I am half-Navajo through my mother. The Navajo or Dineh people, as they call themselves, are matrilineal, so I have a clan, Kinyaani or the Towering House people. My mother would often talk to me about Navajo concepts of beauty or Hozhoni. She had under her bed a treasure-load of turquoise jewelry and old family photos. On days when we children were stuck inside because it was too hot to go out and play she would take these out and let us look at the old photos of her family. Elders in their traditional garb, she and her siblings in 1960's and 1970's fashions. Then we would get to look at the jewelry and she would let us wear some of it. She would tell us what meaning the turquoise, the red coral, the white shell had--even the humble cedar bead that could ward off ghosts. We would sit there on her bed and look at the pictures then look at ourselves reflected in her mirrored closet doors. Our small, brown faces and black hair dripping in strands of turquoise and red coral, silver and cedar. To us, little girls, this act of adornment by our mother would make us feel special and, yes, sacred in those afternoons in the cool, air-conditioned house with the sweltering desert heat outside kept at bay.
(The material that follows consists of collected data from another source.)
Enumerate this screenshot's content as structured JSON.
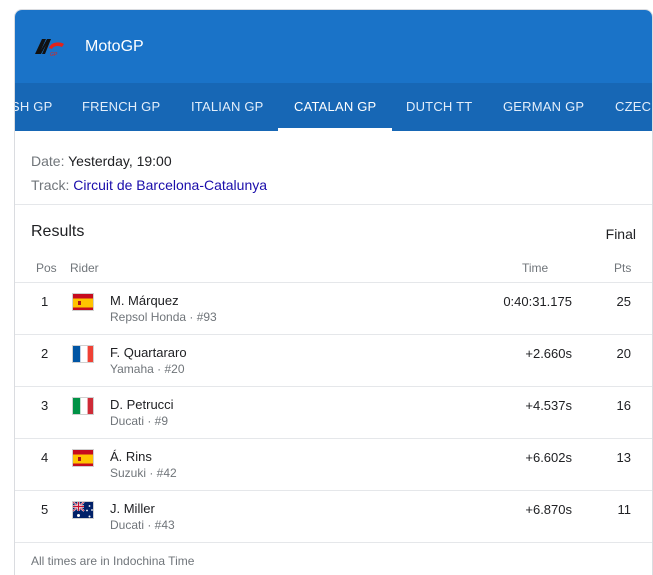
{
  "header": {
    "title": "MotoGP",
    "logo_icon": "motogp-logo-icon"
  },
  "tabs": [
    {
      "label": "SH GP",
      "active": false
    },
    {
      "label": "FRENCH GP",
      "active": false
    },
    {
      "label": "ITALIAN GP",
      "active": false
    },
    {
      "label": "CATALAN GP",
      "active": true
    },
    {
      "label": "DUTCH TT",
      "active": false
    },
    {
      "label": "GERMAN GP",
      "active": false
    },
    {
      "label": "CZECH",
      "active": false
    }
  ],
  "event": {
    "date_label": "Date:",
    "date_value": "Yesterday, 19:00",
    "track_label": "Track:",
    "track_value": "Circuit de Barcelona-Catalunya"
  },
  "results": {
    "title": "Results",
    "status": "Final",
    "columns": {
      "pos": "Pos",
      "rider": "Rider",
      "time": "Time",
      "pts": "Pts"
    },
    "rows": [
      {
        "pos": "1",
        "flag": "spain-flag-icon",
        "name": "M. Márquez",
        "team": "Repsol Honda · #93",
        "time": "0:40:31.175",
        "pts": "25"
      },
      {
        "pos": "2",
        "flag": "france-flag-icon",
        "name": "F. Quartararo",
        "team": "Yamaha · #20",
        "time": "+2.660s",
        "pts": "20"
      },
      {
        "pos": "3",
        "flag": "italy-flag-icon",
        "name": "D. Petrucci",
        "team": "Ducati · #9",
        "time": "+4.537s",
        "pts": "16"
      },
      {
        "pos": "4",
        "flag": "spain-flag-icon",
        "name": "Á. Rins",
        "team": "Suzuki · #42",
        "time": "+6.602s",
        "pts": "13"
      },
      {
        "pos": "5",
        "flag": "australia-flag-icon",
        "name": "J. Miller",
        "team": "Ducati · #43",
        "time": "+6.870s",
        "pts": "11"
      }
    ]
  },
  "footer": {
    "note": "All times are in Indochina Time"
  },
  "colors": {
    "header_bg": "#1a73c8",
    "tabs_bg": "#1767b5",
    "link": "#1a0dab"
  }
}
When the Navajo goddess Changing Woman, Adzaa Nadleehe was given her home, a hooghan, by her husband the Sun, he adorned it in this way with all the sacred things and in this way made it a beautiful and good place to live. In this way, I saw the older woman in my family, my grandmother and great-aunts, adorn themselves. They were lovely women until the day they died. Upright and strong after years of herding sheep and weaving rugs, their hair long and hardly touched with gray. They wore their long beautiful hair tied back with white carded wool in knots called tsiilyeel and adorned themselves everyday with elaborate turquoise jewelry and clothing made of velvet and satin. They were very elegant-looking, perhaps, more so than my mom and her generation in their utilitarian t-shirts and jeans and sneakers. Traditional people all over the world take personal adornment very seriously. Adornment is a defining aspect of humanness. Sometimes, I find the take on beauty in this culture is so different that it is difficult to make the connection between the two. I am beginning to realize that in some ways as a multi-cultural person, I have this Navajo lense and use it exclusively in some cases, despite my American upbringing--despite, even Madison Avenue and all the money they spent trying to make me see it another way. It is this alternate space inside me that was given to me by my mother and my grandmothers that I find myself retreating to almost reflexively. It is is hozho, beautiful. Just what I'm thinking about with International Women's Day coming up tomorrow.